Sept 6 (Reuters) - The U.S. Department of Justice plans
to issue an outline by December on what Alphabet's
Google must do to restore competition after a judge earlier
found the company illegally monopolized the market for online
search, prosecutors said at a court hearing in Washington on
Friday.
Prosecutors did not detail what remedy they will propose,
but Justice Department attorney David Dahlquist said it should
be comprehensive and take into account how Google plans to
integrate artificial intelligence into search.

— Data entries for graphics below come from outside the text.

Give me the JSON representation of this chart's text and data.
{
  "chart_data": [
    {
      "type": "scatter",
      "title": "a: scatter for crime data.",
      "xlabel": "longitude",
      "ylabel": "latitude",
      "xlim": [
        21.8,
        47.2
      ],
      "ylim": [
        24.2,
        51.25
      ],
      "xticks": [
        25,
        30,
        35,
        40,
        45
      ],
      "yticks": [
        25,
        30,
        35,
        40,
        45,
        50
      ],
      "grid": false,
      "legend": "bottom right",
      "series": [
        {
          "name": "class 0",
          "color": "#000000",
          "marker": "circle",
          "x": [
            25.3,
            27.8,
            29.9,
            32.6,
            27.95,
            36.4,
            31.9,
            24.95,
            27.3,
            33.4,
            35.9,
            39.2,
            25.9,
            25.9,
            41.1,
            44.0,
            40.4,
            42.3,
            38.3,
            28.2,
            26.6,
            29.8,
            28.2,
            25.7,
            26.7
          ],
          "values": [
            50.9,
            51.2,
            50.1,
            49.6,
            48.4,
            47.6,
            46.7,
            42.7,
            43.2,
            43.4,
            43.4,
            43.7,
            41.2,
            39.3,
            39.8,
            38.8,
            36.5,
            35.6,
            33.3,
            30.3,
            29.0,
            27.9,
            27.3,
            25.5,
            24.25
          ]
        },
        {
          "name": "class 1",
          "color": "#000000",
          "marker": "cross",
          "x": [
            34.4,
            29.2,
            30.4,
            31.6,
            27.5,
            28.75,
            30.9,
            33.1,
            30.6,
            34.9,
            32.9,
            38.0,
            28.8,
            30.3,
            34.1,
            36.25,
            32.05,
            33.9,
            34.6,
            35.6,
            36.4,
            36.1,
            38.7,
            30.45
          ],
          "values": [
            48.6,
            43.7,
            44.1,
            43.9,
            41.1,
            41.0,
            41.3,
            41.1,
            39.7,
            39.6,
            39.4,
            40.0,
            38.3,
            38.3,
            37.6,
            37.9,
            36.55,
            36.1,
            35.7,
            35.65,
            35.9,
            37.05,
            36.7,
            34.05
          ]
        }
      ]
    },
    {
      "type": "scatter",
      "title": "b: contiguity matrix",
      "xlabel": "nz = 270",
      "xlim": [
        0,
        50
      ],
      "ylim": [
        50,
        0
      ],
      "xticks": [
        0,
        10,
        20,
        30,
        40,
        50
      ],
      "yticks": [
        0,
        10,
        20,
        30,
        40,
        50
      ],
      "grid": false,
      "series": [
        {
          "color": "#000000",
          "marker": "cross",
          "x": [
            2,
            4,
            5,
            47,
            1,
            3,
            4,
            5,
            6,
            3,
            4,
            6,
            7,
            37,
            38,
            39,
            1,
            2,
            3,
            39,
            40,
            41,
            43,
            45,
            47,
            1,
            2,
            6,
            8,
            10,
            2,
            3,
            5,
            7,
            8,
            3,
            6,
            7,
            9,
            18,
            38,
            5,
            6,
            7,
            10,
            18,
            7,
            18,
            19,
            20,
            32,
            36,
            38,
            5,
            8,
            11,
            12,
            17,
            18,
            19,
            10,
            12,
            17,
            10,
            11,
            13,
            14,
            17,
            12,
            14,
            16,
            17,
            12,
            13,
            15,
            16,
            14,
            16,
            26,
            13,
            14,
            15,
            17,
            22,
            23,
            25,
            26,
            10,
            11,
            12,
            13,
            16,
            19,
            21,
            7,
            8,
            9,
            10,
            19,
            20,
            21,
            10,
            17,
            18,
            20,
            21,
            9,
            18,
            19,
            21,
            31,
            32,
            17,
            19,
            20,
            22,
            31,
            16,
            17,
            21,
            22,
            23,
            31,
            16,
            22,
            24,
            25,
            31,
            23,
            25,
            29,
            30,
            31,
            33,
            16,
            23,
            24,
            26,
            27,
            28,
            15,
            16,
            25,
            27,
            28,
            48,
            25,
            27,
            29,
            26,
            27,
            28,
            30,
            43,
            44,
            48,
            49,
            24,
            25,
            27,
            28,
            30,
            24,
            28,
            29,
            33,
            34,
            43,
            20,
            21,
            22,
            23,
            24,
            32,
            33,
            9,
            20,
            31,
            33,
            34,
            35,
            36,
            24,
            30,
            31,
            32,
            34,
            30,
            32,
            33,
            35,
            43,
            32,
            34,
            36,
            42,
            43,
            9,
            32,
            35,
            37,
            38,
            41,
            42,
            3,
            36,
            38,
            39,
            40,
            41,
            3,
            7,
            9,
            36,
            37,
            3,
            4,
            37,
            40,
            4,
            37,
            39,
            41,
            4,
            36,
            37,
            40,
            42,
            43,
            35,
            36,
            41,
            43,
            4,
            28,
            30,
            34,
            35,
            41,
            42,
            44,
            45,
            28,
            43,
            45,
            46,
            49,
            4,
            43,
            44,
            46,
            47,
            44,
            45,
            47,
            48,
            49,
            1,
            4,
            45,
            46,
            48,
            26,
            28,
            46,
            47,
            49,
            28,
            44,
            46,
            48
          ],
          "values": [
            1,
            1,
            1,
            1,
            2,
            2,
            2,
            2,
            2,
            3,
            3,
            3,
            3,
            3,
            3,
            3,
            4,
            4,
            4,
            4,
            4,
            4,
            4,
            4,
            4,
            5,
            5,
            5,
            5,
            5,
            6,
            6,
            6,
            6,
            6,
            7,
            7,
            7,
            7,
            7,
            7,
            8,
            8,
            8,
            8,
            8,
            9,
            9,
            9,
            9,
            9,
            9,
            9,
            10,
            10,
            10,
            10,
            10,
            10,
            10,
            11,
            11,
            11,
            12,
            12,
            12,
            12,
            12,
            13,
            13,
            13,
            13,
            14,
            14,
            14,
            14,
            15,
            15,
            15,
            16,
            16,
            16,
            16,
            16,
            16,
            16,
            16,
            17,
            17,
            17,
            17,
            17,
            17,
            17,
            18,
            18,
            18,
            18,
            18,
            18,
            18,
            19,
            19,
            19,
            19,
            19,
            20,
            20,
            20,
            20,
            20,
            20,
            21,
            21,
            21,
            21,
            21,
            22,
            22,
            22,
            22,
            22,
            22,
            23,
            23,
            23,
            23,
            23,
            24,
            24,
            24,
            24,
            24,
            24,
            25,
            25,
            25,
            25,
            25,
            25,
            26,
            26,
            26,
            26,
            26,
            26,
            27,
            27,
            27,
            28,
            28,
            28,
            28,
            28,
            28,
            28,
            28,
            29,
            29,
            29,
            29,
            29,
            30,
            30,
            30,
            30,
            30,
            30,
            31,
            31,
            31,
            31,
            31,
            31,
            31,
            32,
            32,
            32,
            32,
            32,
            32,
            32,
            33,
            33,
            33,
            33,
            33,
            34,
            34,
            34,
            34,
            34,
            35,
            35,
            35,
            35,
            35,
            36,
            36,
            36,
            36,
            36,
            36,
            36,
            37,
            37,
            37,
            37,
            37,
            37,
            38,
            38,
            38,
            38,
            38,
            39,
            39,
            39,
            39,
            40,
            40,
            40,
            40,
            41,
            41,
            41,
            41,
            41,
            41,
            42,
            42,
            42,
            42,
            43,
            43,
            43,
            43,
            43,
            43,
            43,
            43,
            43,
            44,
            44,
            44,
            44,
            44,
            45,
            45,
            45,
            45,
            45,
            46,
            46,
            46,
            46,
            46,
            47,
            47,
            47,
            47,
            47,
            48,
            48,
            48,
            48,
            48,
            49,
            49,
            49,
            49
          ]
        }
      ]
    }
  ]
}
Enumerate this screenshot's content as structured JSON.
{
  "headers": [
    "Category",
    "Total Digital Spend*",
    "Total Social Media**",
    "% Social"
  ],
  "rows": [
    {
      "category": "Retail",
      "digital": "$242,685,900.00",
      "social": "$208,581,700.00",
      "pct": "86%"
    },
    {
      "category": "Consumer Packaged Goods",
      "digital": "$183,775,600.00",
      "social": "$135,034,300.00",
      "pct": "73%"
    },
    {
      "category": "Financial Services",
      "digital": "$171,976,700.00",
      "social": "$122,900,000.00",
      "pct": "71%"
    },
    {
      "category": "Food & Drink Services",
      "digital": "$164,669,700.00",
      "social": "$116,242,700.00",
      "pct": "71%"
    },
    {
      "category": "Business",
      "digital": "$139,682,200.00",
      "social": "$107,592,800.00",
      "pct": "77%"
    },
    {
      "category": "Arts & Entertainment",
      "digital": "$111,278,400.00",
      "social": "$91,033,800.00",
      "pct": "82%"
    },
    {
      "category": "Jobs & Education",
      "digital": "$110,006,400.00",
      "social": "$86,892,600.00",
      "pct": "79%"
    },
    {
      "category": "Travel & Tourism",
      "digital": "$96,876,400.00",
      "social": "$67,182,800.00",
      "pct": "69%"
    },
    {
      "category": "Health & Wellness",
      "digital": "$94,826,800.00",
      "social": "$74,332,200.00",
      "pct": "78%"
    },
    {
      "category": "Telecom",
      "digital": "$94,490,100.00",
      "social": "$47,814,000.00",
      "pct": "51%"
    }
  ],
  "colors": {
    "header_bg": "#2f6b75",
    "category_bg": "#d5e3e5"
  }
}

Since the case was brought, Google has rebranded its Bard AI
product to Gemini, Dahlquist said.
"What else are they thinking about? What else is beyond
that?" he said at the hearing.
Prosecutors could seek to have Google divest certain
business units, such as its Android mobile device operating
system, or end billions of dollars in annual payments to
smartphone makers and others to ensure that its search engine is
the default on devices and browsers.
Google's attorney John Schmidtlein said at the hearing that
the company needs a detailed proposal from prosecutors, and will
likely seek information from Microsoft ( MSFT ) and OpenAI to
prepare any counter-argument on AI search.
Google has said it plans to appeal the judge's ruling.
U.S. District Judge Amit Mehta said he could hold a hearing
in the spring and would like to rule by next August.